Patients received lubiprostone 24-mcg capsule or placebo capsule twice daily for 12 weeks. The primary endpoint was the overall spontaneous bowel movement (SBM) response rate. The response rate for lubiprostone-treated patients was 26.9%.

M. Mazen Jamal, M.D., M.P.H., Chief of Endoscopy, Long Beach Veterans Affairs' Medical Center, Long Beach, California, Professor, Department of Medicine, University of California College of Medicine at Irvine, an investigator in the trial, said, "The results from this Phase 3 trial demonstrate that lubiprostone has the potential to be the first FDA-approved orally administered medicine with the indication to treat OBD in non-cancer, non-methadone patients. OBD can be a painful and debilitating side effect affecting many non-cancer pain patients taking opioids chronically. There are more than 200 million prescriptions for opioid use in the U.S. annually and a substantial portion of these prescriptions are for non-cancer chronic pain. Many patients are not getting the desired relief and there is a significant need for a new medicine to treat this condition."
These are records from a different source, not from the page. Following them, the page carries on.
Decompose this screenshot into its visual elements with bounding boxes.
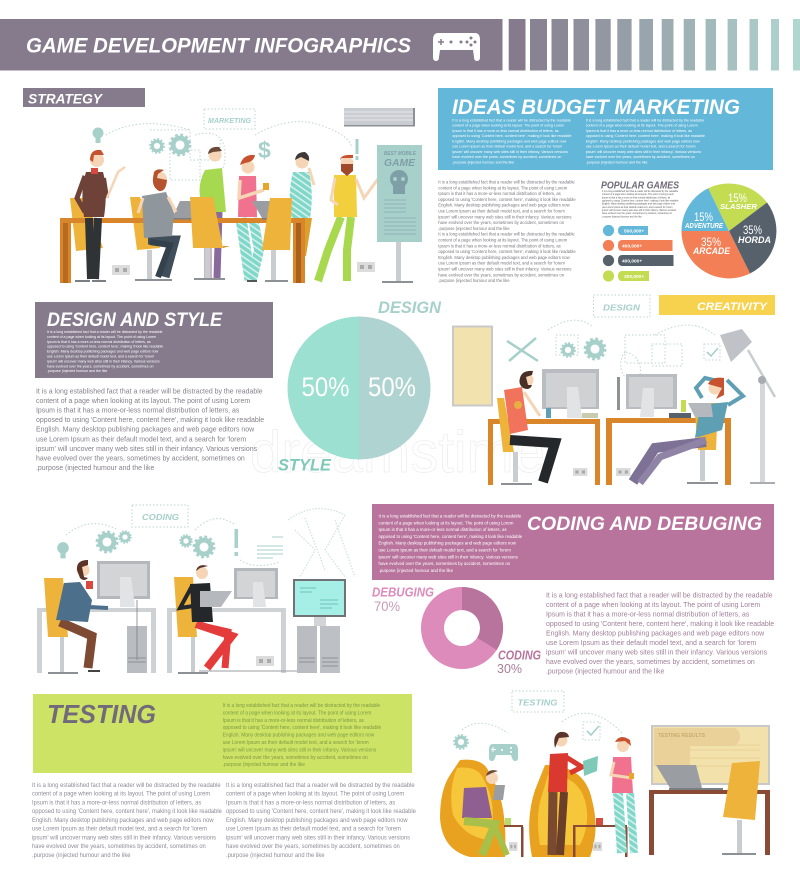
description: English. Many desktop publishing packages and web page editors now — [602, 203, 675, 206]
text block: .purpose (injected humour and the like — [378, 568, 454, 573]
icon: gear — [454, 735, 468, 749]
text block: ideas body: It is a long established fact that a reader will be distracted by the readable — [438, 232, 575, 237]
person 6 — [318, 155, 394, 281]
text block right: English. Many desktop publishing packages and web page editors now — [586, 139, 700, 144]
text block: design body: English. Many desktop publishing packages and web page editors now — [36, 424, 255, 434]
text block: ideas body: ipsum' will uncover many web sites still in their infancy. Various versions — [438, 266, 572, 272]
text block right: It is a long established fact that a reader will be distracted by the readable — [586, 118, 704, 123]
design label box: DESIGN — [603, 302, 641, 312]
desk — [649, 790, 770, 855]
popular games block — [601, 180, 679, 282]
towers — [297, 626, 340, 673]
text block: opposed to using 'Content here, content here', making it look like readable — [47, 345, 163, 349]
text block: testing right: .purpose (injected humour and the like — [226, 853, 325, 859]
coding label — [132, 505, 188, 527]
text block: use Lorem Ipsum as their default model text, and a search for 'lorem — [223, 740, 369, 746]
programmer 2 — [174, 565, 232, 674]
text block: have evolved over the years, sometimes by accident, sometimes on — [378, 561, 511, 566]
banner stand: BEST MOBILE — [384, 151, 417, 157]
text block: ideas body: use Lorem Ipsum as their default model text, and a search for 'lorem — [438, 208, 565, 214]
text block: coding body: have evolved over the years, sometimes by accident, sometimes on — [546, 657, 755, 666]
text block: design body: .purpose (injected humour and the like — [36, 463, 154, 472]
text block: testing left: have evolved over the years, sometimes by accident, sometimes on — [32, 844, 206, 850]
legend: 300,000+ — [624, 274, 644, 280]
text block: ideas body: content of a page when looking at its layout. The point of using Lorem — [438, 237, 568, 243]
bean bag 2 — [529, 765, 596, 857]
text block: ideas body: ipsum' will uncover many web sites still in their infancy. Various versions — [438, 214, 572, 219]
text block: testing left: ipsum' will uncover many web sites still in their infancy. Various versions — [32, 835, 216, 842]
text block: design body: content of a page when looking at its layout. The point of using Lorem — [36, 396, 250, 405]
tower 1 — [127, 600, 147, 673]
legend: 400,000+ — [622, 243, 642, 249]
text block: opposed to using 'Content here, content here', making it look like readable — [378, 534, 523, 539]
text block: testing right: Ipsum is that it has a more-or-less normal distribution of letters, as — [226, 800, 395, 807]
text block right: content of a page when looking at its layout. The point of using Lorem — [586, 124, 698, 128]
text block: It is a long established fact that a reader will be distracted by the readable — [378, 513, 522, 519]
text block: ideas body: English. Many desktop publishing packages and web page editors now — [438, 255, 570, 260]
icon: gamepad — [489, 744, 518, 761]
monitor 2 — [234, 568, 278, 607]
text block: ideas body: It is a long established fact that a reader will be distracted by the readable — [438, 179, 575, 185]
text block right: have evolved over the years, sometimes by accident, sometimes on — [586, 155, 695, 159]
text block: English. Many desktop publishing packages and web page editors now — [47, 349, 158, 354]
watermark: dreamstime — [250, 420, 545, 485]
text block: testing left: English. Many desktop publishing packages and web page editors now — [32, 818, 214, 824]
description: opposed to using 'Content here, content here', making it look like readable — [602, 199, 679, 203]
text block: ideas body: opposed to using 'Content here, content here', making it look like readable — [438, 197, 576, 202]
icon: document lines — [257, 537, 283, 558]
icon: crossed tools — [507, 338, 538, 361]
icon: exclamation — [356, 139, 358, 160]
text block: opposed to using 'Content here, content here', making it look like readable — [223, 725, 381, 731]
chair — [722, 761, 760, 855]
coding label: CODING — [142, 512, 179, 522]
text block: coding body: opposed to using 'Content here, content here', making it look like readable — [546, 619, 774, 628]
label: debuging 70%: 70% — [374, 599, 400, 614]
air conditioner — [344, 108, 415, 126]
dashed fighters outline — [288, 509, 355, 577]
label: coding 30%: CODING — [498, 648, 541, 662]
text block: ipsum' will uncover many web sites still in their infancy. Various versions — [223, 747, 377, 753]
header stripes — [509, 19, 800, 70]
text block left: use Lorem Ipsum as their default model text, and a search for 'lorem — [452, 145, 562, 149]
icon: exclamation — [234, 529, 238, 556]
text block: content of a page when looking at its layout. The point of using Lorem — [47, 335, 156, 339]
text block: ideas body: have evolved over the years, sometimes by accident, sometimes on — [438, 220, 565, 225]
heading: POPULAR GAMES — [601, 180, 679, 192]
icon: bulb — [57, 542, 69, 558]
text block: ipsum' will uncover many web sites still in their infancy. Various versions — [47, 359, 160, 363]
description: have evolved over the years, sometimes by accident, sometimes on — [602, 212, 673, 215]
text block: design body: Ipsum is that it has a more-or-less normal distribution of letters, as — [36, 405, 240, 415]
text block right: .purpose (injected humour and the like — [586, 160, 648, 165]
text block: ipsum' will uncover many web sites still in their infancy. Various versions — [378, 554, 518, 559]
text block: use Lorem Ipsum as their default model text, and a search for 'lorem — [378, 547, 511, 553]
socket — [256, 656, 274, 666]
description: content of a page when looking at its layout. The point of using Lorem — [602, 193, 674, 196]
pie chart: popular games: 15% — [728, 193, 747, 205]
text block: coding body: Ipsum is that it has a more-or-less normal distribution of letters, as — [546, 609, 750, 619]
text block: English. Many desktop publishing packages and web page editors now — [378, 541, 517, 546]
pie chart: popular games: SLASHER — [720, 202, 758, 211]
marketing label — [204, 109, 255, 129]
text block: ideas body: .purpose (injected humour and the like — [438, 226, 510, 231]
creativity tag: CREATIVITY — [697, 301, 769, 313]
panel: ideas budget marketing — [438, 88, 773, 170]
text block left: content of a page when looking at its layout. The point of using Lorem — [452, 124, 564, 128]
description: use Lorem Ipsum as their default model text, and a search for 'lorem — [602, 206, 673, 209]
text block: design body: use Lorem Ipsum as their default model text, and a search for 'lorem — [36, 434, 246, 443]
results board: TESTING RESULTS — [658, 733, 706, 739]
testing label — [512, 691, 564, 712]
laptops — [158, 201, 287, 220]
illustration: testing team — [440, 691, 770, 857]
heading: DESIGN AND STYLE — [47, 310, 223, 331]
sockets — [112, 262, 375, 275]
text block: ideas body: opposed to using 'Content here, content here', making it look like readable — [438, 249, 576, 254]
header banner — [0, 19, 502, 70]
heading: TESTING — [47, 699, 156, 729]
text block: ideas body: content of a page when looking at its layout. The point of using Lorem — [438, 185, 568, 190]
legend — [603, 225, 674, 282]
monitor 1 — [97, 561, 150, 607]
floor lamp — [720, 329, 775, 484]
icon: dollar: $ — [258, 137, 271, 163]
pie chart: popular games: HORDA — [738, 235, 771, 245]
banner stand: GAME — [384, 157, 416, 169]
label: coding 30% — [497, 648, 541, 676]
text block left: have evolved over the years, sometimes by accident, sometimes on — [452, 155, 561, 159]
monitors — [542, 369, 677, 418]
text block left: It is a long established fact that a reader will be distracted by the readable — [452, 118, 571, 123]
pie chart: popular games: 15% — [694, 212, 713, 224]
pie chart: popular games: ARCADE — [692, 246, 731, 256]
text block left: ipsum' will uncover many web sites still in their infancy. Various versions — [452, 150, 568, 154]
text block: design body: ipsum' will uncover many web sites still in their infancy. Various versions — [36, 444, 257, 453]
icon: checkbox — [704, 344, 720, 360]
text block: testing left: It is a long established fact that a reader will be distracted by the readable — [32, 783, 221, 789]
text block right: ipsum' will uncover many web sites still in their infancy. Various versions — [586, 150, 701, 154]
text block left: English. Many desktop publishing packages and web page editors now — [452, 139, 567, 144]
text block: testing right: opposed to using 'Content here, content here', making it look like readable — [226, 809, 416, 815]
text block: testing left: Ipsum is that it has a more-or-less normal distribution of letters, as — [32, 800, 201, 807]
pie chart: design vs style — [288, 316, 430, 460]
pie chart: popular games: 35% — [743, 225, 762, 237]
text block: ideas body: English. Many desktop publishing packages and web page editors now — [438, 203, 570, 208]
desks — [37, 608, 286, 673]
pie chart: popular games: 35% — [701, 237, 721, 249]
text block: ideas body: Ipsum is that it has a more-or-less normal distribution of letters, as — [438, 191, 562, 196]
text block left: .purpose (injected humour and the like — [452, 160, 514, 165]
label: style: STYLE — [278, 456, 332, 474]
icon: gamepad — [433, 33, 480, 61]
side table 2 — [573, 818, 628, 857]
desks — [488, 418, 731, 485]
results board — [652, 726, 769, 784]
marketing label: MARKETING — [208, 116, 251, 125]
text block: coding body: English. Many desktop publishing packages and web page editors now — [546, 628, 765, 638]
description: .purpose (injected humour and the like — [602, 215, 642, 218]
wall frame — [453, 326, 492, 406]
text block: testing left: .purpose (injected humour and the like — [32, 853, 131, 859]
label: debuging 70%: DEBUGING — [372, 586, 434, 600]
panel: coding and debuging — [372, 504, 774, 580]
icon: gears — [561, 339, 605, 359]
text block left: opposed to using 'Content here, content here', making it look like readable — [452, 134, 572, 138]
icon: checkbox — [583, 722, 600, 740]
label: coding 30%: 30% — [497, 661, 522, 676]
sockets — [573, 468, 630, 476]
text block: testing right: It is a long established fact that a reader will be distracted by the readable — [226, 783, 415, 789]
man in pink — [611, 737, 634, 853]
desk items — [546, 400, 691, 418]
description: Ipsum is that it has a more-or-less normal distribution of letters, as — [602, 196, 671, 199]
person 4 — [238, 155, 269, 282]
text block right: Ipsum is that it has a more-or-less normal distribution of letters, as — [586, 129, 692, 133]
person 2 — [138, 169, 176, 277]
pie chart: popular games — [682, 183, 776, 278]
text block: coding body: It is a long established fact that a reader will be distracted by the readable — [546, 590, 773, 600]
text block: design body: It is a long established fact that a reader will be distracted by the readable — [36, 386, 263, 395]
legend: 400,000+ — [622, 258, 642, 264]
illustration: design team — [453, 320, 775, 485]
banner stand — [377, 145, 422, 283]
text block: use Lorem Ipsum as their default model text, and a search for 'lorem — [47, 354, 154, 359]
conference table — [60, 218, 305, 283]
legend: 500,000+ — [624, 228, 644, 234]
design label box — [594, 295, 650, 317]
description: ipsum' will uncover many web sites still in their infancy. Various versions — [602, 209, 677, 212]
text block: .purpose (injected humour and the like — [47, 369, 107, 373]
text block: testing left: content of a page when looking at its layout. The point of using Lorem — [32, 792, 210, 798]
text block: coding body: ipsum' will uncover many web sites still in their infancy. Various versions — [546, 647, 767, 657]
text block: ideas body: .purpose (injected humour and the like — [438, 278, 510, 283]
text block: coding body: use Lorem Ipsum as their default model text, and a search for 'lorem — [546, 638, 756, 647]
bean bag tester — [440, 760, 507, 857]
pie chart: popular games: ADVENTURE — [684, 223, 723, 230]
designer at desk — [497, 371, 555, 485]
donut chart — [432, 587, 503, 658]
text block: testing right: have evolved over the years, sometimes by accident, sometimes on — [226, 844, 400, 850]
text block: design body: have evolved over the years, sometimes by accident, sometimes on — [36, 453, 245, 463]
text block: English. Many desktop publishing packages and web page editors now — [223, 732, 375, 739]
pie chart: design vs style: 50% — [302, 372, 350, 402]
text block: content of a page when looking at its layout. The point of using Lorem — [378, 520, 514, 525]
text block right: opposed to using 'Content here, content here', making it look like readable — [586, 134, 705, 138]
text block: It is a long established fact that a reader will be distracted by the readable — [47, 330, 163, 334]
text block: Ipsum is that it has a more-or-less normal distribution of letters, as — [223, 718, 364, 724]
text block: have evolved over the years, sometimes by accident, sometimes on — [47, 364, 153, 368]
side table 1 — [504, 818, 524, 857]
creativity tag — [659, 295, 775, 315]
text block: ideas body: have evolved over the years, sometimes by accident, sometimes on — [438, 272, 565, 277]
text block left: Ipsum is that it has a more-or-less normal distribution of letters, as — [452, 129, 559, 133]
text block: testing left: use Lorem Ipsum as their default model text, and a search for 'lorem — [32, 827, 207, 833]
text block: .purpose (injected humour and the like — [223, 762, 305, 768]
heading: IDEAS BUDGET MARKETING — [452, 96, 740, 119]
text block: ideas body: Ipsum is that it has a more-or-less normal distribution of letters, as — [438, 243, 562, 248]
text block: testing left: opposed to using 'Content here, content here', making it look like readable — [32, 809, 222, 815]
text block: design body: opposed to using 'Content here, content here', making it look like readable — [36, 415, 264, 424]
text block: ideas body: use Lorem Ipsum as their default model text, and a search for 'lorem — [438, 261, 565, 266]
label: design: DESIGN — [378, 298, 442, 317]
title: GAME DEVELOPMENT INFOGRAPHICS — [26, 34, 411, 57]
icon: gears — [150, 135, 190, 155]
text block: It is a long established fact that a reader will be distracted by the readable — [223, 703, 380, 709]
text block right: use Lorem Ipsum as their default model text, and a search for 'lorem — [586, 145, 696, 149]
heading: CODING AND DEBUGING — [527, 514, 762, 535]
illustration: strategy meeting — [60, 108, 422, 283]
laptop — [656, 765, 723, 790]
text block: Ipsum is that it has a more-or-less normal distribution of letters, as — [47, 340, 151, 344]
text block: have evolved over the years, sometimes by accident, sometimes on — [223, 755, 368, 761]
designer reclining — [633, 378, 743, 484]
text block: testing right: ipsum' will uncover many web sites still in their infancy. Various versions — [226, 835, 410, 842]
chairs behind — [70, 197, 172, 281]
text block: coding body: .purpose (injected humour and the like — [546, 666, 664, 676]
text block: testing right: use Lorem Ipsum as their default model text, and a search for 'lorem — [226, 827, 401, 833]
strategy tag — [23, 88, 145, 107]
person 3 — [200, 147, 226, 278]
icons: gears — [97, 531, 214, 557]
person 1 — [75, 150, 125, 281]
panel: testing — [33, 694, 412, 773]
icon: light bulb — [92, 128, 104, 143]
illustration: coding team — [37, 505, 355, 674]
text block: coding body: content of a page when looking at its layout. The point of using Lorem — [546, 600, 760, 609]
text block: testing right: English. Many desktop publishing packages and web page editors now — [226, 818, 408, 824]
front chairs — [190, 197, 292, 282]
text block: testing right: content of a page when looking at its layout. The point of using Lorem — [226, 792, 404, 798]
monitor 3 with code — [293, 579, 346, 626]
programmer 1 — [44, 560, 108, 674]
text block: content of a page when looking at its layout. The point of using Lorem — [223, 710, 371, 716]
testing label: TESTING — [518, 698, 558, 708]
strategy tag: STRATEGY — [28, 92, 104, 106]
text block: Ipsum is that it has a more-or-less normal distribution of letters, as — [378, 527, 507, 532]
pie chart: design vs style: 50% — [368, 372, 416, 402]
woman with tablet — [548, 732, 598, 855]
description: It is a long established fact that a reader will be distracted by the readable — [602, 190, 679, 193]
label: debuging 70% — [372, 586, 434, 614]
person 5 — [290, 152, 314, 256]
panel: design and style — [35, 302, 273, 378]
Ryuji Ueno, M.D., Ph.D., Ph.D., Chairman and CEO of SPI, commented, "These data confirm the results from a previous phase 3 trial of lubiprostone in OBD patients and together with data from the associated long-term safety trial, complete what we believe are the data requirements to support the submission of a supplemental New Drug Application (sNDA). We expect to submit the sNDA to the U.S. Food and Drug Administration (FDA) in the first half of 2012. In addition, we will discuss the potential for priority review, as we believe that physicians and their patients are actively seeking new therapies to address this condition. If approved, lubiprostone could be the first orally-administered medicine with the indication for OBD, providing another option for patients who need it and further differentiating lubiprostone from the competition."